Several such transactions occurred last December 8. If fans remember the day at all, they remember it as the one in which Miguel Diaz went full fathom five to A.J. Preller and the San Diego Padres with the first pick of the Rule 5 Draft. But the Brewers actually commensurate bullpen talent that day. Right-handed pitcher Matt Ramsey, one of the club’s two selections in the draft’s minor lead phase, has every bit as much potential to make a splash for the Brewers as Diaz does for the Padres.

Don’t fret if the name doesn’t ring a bell. Ramsey isn’t under the radar so much as he’s off of it entirely. Like so many pitchers before him, Ramsey has his health to thank for that. The stout, 5’ 11” hurler missed all of the 2015 season with an undisclosed injury, and came back in time to work only 22.7 innings across three levels in the Miami Marlins organization in 2016. Now 27, the power righty is in the midst of his third year at Class-AA, and is pitching for his third club. That’s not a profile that’s likely to attract very much attention.

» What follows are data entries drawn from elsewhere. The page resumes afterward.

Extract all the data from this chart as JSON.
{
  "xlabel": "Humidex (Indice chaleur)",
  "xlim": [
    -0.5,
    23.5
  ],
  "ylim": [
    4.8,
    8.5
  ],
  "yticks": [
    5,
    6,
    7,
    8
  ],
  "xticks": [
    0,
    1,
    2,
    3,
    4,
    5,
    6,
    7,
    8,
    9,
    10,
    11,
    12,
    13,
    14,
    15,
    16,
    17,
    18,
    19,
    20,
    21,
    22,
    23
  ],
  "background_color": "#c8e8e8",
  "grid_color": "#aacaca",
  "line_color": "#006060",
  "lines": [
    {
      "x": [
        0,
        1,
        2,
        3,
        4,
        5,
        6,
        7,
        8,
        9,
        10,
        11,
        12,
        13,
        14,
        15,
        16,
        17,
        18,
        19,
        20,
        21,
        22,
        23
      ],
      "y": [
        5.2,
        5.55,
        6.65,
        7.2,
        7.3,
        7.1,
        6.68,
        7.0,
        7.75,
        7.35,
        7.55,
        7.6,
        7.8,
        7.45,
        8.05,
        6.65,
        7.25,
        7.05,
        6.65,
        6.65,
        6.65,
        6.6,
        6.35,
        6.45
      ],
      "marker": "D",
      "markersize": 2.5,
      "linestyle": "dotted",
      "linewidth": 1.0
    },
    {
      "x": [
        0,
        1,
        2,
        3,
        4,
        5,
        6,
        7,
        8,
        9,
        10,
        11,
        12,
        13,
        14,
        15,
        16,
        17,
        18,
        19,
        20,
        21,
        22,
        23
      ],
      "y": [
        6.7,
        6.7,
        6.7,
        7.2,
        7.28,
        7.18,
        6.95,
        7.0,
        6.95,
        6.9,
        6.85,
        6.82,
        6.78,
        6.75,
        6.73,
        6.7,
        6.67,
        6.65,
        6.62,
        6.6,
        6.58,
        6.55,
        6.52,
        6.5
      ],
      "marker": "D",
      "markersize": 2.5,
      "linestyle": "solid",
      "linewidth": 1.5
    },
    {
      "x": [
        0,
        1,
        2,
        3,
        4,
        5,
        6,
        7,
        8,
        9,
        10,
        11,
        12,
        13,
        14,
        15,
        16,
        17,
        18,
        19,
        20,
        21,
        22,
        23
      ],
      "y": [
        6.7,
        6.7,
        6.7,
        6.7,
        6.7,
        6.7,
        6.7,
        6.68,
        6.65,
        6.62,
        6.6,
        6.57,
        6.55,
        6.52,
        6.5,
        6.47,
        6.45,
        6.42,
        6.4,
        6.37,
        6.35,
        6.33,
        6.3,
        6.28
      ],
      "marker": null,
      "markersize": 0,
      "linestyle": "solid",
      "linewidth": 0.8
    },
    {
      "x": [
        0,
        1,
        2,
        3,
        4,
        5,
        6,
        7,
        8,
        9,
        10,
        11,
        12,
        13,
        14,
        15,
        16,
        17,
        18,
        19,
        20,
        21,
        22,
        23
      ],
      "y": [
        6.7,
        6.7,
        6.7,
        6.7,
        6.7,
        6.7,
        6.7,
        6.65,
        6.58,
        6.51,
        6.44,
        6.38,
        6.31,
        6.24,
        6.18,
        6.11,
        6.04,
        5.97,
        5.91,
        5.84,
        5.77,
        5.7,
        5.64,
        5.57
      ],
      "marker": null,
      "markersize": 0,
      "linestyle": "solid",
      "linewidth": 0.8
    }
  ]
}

The results, though? The results demand attention. Over the course of his minor league career, Ramsey has worked to a glittering 2.12 ERA while striking out 10.6 batters per nine. His 2.53 ERA this year in Biloxi is a near-perfect match for his 2.51 DRA. Ramsey’s current WHIP of 1.22 is consistent with his career results, as he’s held Southern League batters to fewer than one hit per inning. His fastball runs into the mid-90s, and he pairs that pitch with a sharp curveball that generates plenty of swing-and-miss.

But then there’s the command. Ramsey’s BB/9 through small samples at various minor league stops has rollercoastered from 1.3 all the way up to 6.1, and one gets the impression that his feel for the zone wavers from game to game. He’s made strides with the Shuckers, though, running a 2.5 BB/9 through 21.3 innings. Combined with his penchant for punch outs and his ability to limit contact, that number is more than sufficient.

The only thing left to determine is how those numbers translate to higher levels. It’s not clear to what extent the rarefied air of Class-AAA Colorado Springs factored into Ramsey’s assignment to the Southern League. Brewers brass may have wanted to ease his arm back into full-season action in a pitcher-friendly environment. It could also be that Ramsey is simply buried on the organizational depth chart, a casualty of the depth of the improved Brewers system. But it’s clear that Ramsey can retire AA hitters. The Brewers saw enough to add him to their stable. If he keeps performing at his current level, the club will have little choice but to demonstrate their commitment with a promotion.

At 27 years old and coming off a serious injury, Matt Ramsey no longer fits the mold of a conventional prospect. But David Stearns and the Brewers are unafraid to cut against the grain: look no further than the dynamic battery of Junior Guerra and Manny Piña for proof of that. Ramsey has the tools to neutralize batters and stabilize a bullpen. He only needs health and opportunity. So far this year, he’s proving his health. He can only hope that opportunity will follow.